New York is Ripe for Apple Harvest
Apples will be bigger and better this harvest season, according to Cornell University experts.
Largely in part to the weather working in favor for farmers this year, apple color, quality, and size should all be superlative this fall.
“2019 should be an excellent year for apple quality,” Cornell University professor Susan Brown, an apple breeder in the College of Agriculture and Life Sciences, told Cornell News. “These recent cold nights are perfect for enhancing both color and quality. Due to all of the early rainfall, apple size should be bigger this year.”
Brown recommends checking local growers’ websites to check availability, as some varieties are ripening a week or two later than usual.

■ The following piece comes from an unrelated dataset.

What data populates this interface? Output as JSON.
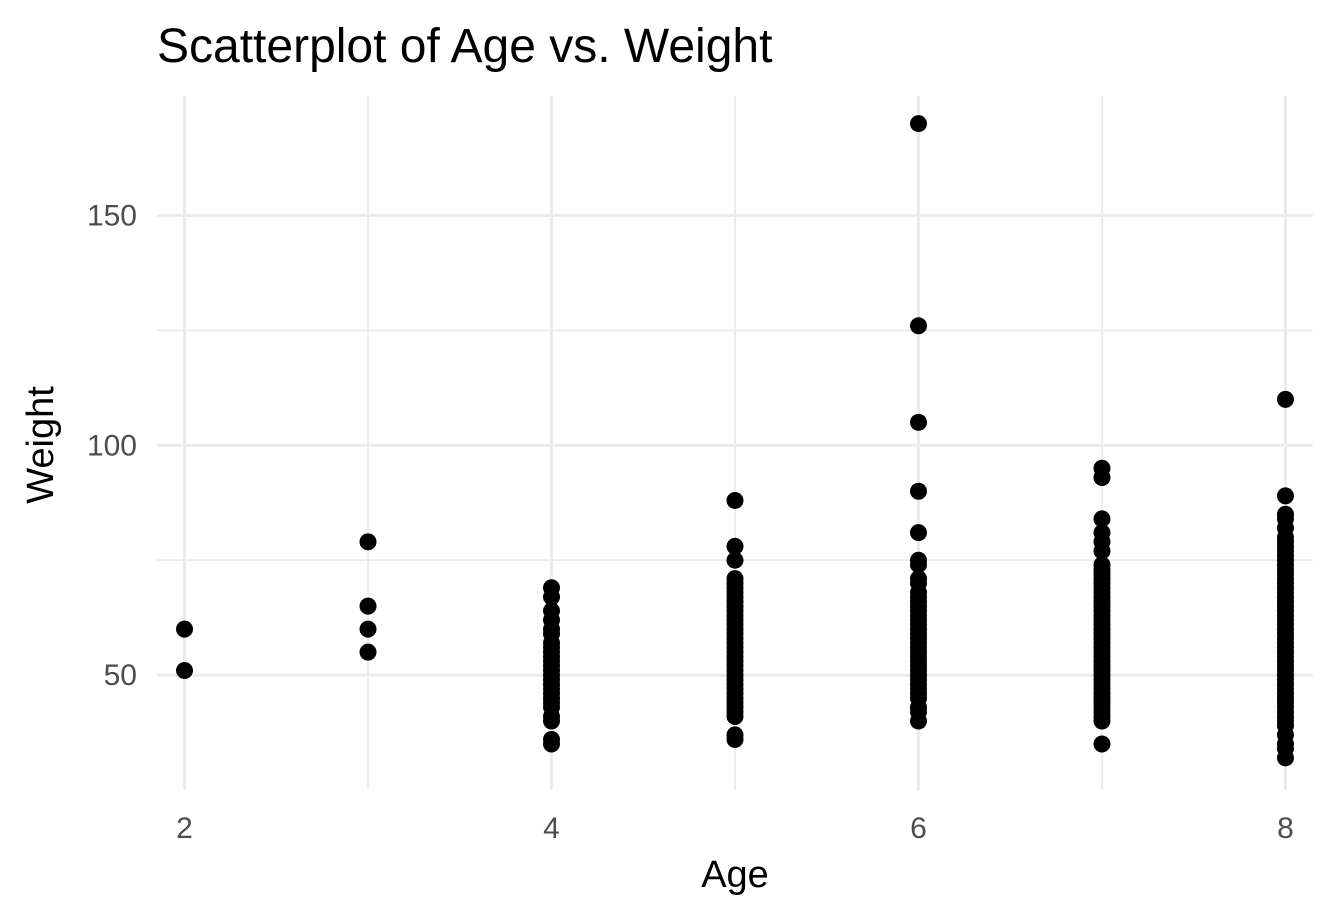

The wet season early in the growing season could have easily led to diseases like apple scab — a fungal disease which manifests as “scabby lesions on the fruit and leaves.” But, luckily, diseases were prevented by “strategic fungicide use resulting from agile growers who responded to the risks in advance,” according to Kerik Cox, an associate professor of plant pathology and plant-microbe biology.
Apple scab affects the fruit, but only cosmetically. Cox said growers could greatly reduce fungicide use “if consumers can accept an occasional spot or two.”
The good news for consumers is that most popular varieties you see in store or at your local farm stand are generally not highly susceptible to apple scab or other leaf spots. Cox mentioned that Gala apples are fairly susceptible to apple scabs. Honeycrisp is resistant and SnapDragon apples, bred by Professor Brown, are also fairly resistant according to Cox.
In addition to low prevalence of disease, insects did not pose a larger-than-average threat to apple farms. Like some varieties ripening late, the apple maggot adult population did not appear in early August as expected, according to Arthur Agnello, professor of entomology .
If you wish to support growers in your region as you shop for apples this Fall, be sure to check the sticker on the apple. Brown says, “…there has never been a better time to experiment with finding family favorites,” and to support your local producers.